Le
Portrait :"ritratto"
Qu'est-ce qu'un portrait?
Nous
nous attacherons à répondre à cette question en partant de la compréhension du
mot "Portrait" en Italien: "ritratto" qui signifie
étymologiquement "ritrarre" soit retirer, extraire.
Le ritratto est le résultat d'une opération
qui engage le regard et la perspicacité de l'observateur ; cette opération fait
apparaître ce qui n'est pas manifeste, synthétise les éléments observés, et ce
qu'on retire de l'observation
Dans ses usages diplomatiques, le mot
ritratto désigne la quintessence de ce que l'œil attentif peut capter : c'est
précisément ce que les grands auteurs de portraits, tels que Titien ou
Tintoret, réussiront à faire sous leurs pinceaux, en soumettant à
l'intelligence de leurs spectateurs une image déjà élaborée par leur regard
perspicace, et non simplement une reproduction passive de la réalité.
Nous essayerons d'abord d'expliciter ce qui peut
être retiré d'un portrait, nous examinerons ensuite en quoi le portrait est-il
un idéal inaccessible, enfin, nous nous pencherons sur le résultat, que reste
t-il à la fin?
"Ritratto", retirer, extraire,
extraire quoi?
Quand
on aborde le genre du portrait à travers cette notion de retrait, on ne peut
s'empêcher de penser à l'imago.
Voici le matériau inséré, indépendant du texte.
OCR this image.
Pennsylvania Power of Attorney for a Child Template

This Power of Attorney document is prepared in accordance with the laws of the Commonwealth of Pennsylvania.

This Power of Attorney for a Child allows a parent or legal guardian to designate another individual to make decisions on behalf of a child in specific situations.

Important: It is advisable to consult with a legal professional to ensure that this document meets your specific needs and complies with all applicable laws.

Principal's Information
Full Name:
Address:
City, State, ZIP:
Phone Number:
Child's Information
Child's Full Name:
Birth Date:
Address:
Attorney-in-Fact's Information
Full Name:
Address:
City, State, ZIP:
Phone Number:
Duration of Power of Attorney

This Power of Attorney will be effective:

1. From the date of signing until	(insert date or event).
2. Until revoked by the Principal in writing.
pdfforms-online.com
L'imago
latin désigne ce masque mortuaire que les familles patriciennes portaient en
procession dans les rues avant de l'installer dans l'atrium, au foyer des
ancêtres. Image indicielle, posée sur le visage du défunt puis retirée, née du
contact direct avec son référent, image native, image pure.
Si
le portrait est un genre qui recherche la représentation ressemblante d’une
personne, cette définition consensuelle ne résiste guère à l’examen. La beauté
d’une œuvre, la réussite d’un portrait ne sont pas dans la ressemblance mais
dans « un surcroît », comme l’explique par exemple Paul Ricoeur. Elles ne
tiennent, précise le philosophe, « ni à la qualité de [la] représentation, ni
au fait que c’était ressemblant à un modèle, ni à leur conformité à des règles prétendues
universelles, mais à un surcroît par rapport à toute représentation et à
toute règle[1]
».
Comment
définir ce surcroît? Une chose fragile, impalpable, précieuse, rare, une chose
qui peut parfois surgir comme un coup de poing et venir frapper le spectateur
avec la force d'une Révélation. On s'approche de ce que Roland Barthes a appelé
le punctum ou de ce que Walter
Benjamin cible sur le portrait de la
marchande de poisson de Newheaven (fig.
1, )
Le portrait est-il possible?
Le deuxième
commandement dit:" Tu ne feras pas d'idole ni de représentation de ce qui
ce trouve en haut dans le ciel [...] ". Si l'on considère que l'homme
aurait été fait à l'image de dieu. Dans ce contexte, on pourrait considérer
que le débat entre iconophiles et
iconoclastes concerne également la représentation de l'homme.
Or,
il ne suffit pas de décider de violer ce commandement pour atteindre une sorte
de transcendante perfection.
Le
portrait est toujours parcellaire, le Voir dans sa totalité reviendrait à voir
l'image de dieu, l'image ultime, mortelle.
De
plus, le photographié dans son paraître n’est redevable qu’à la pure photogénie.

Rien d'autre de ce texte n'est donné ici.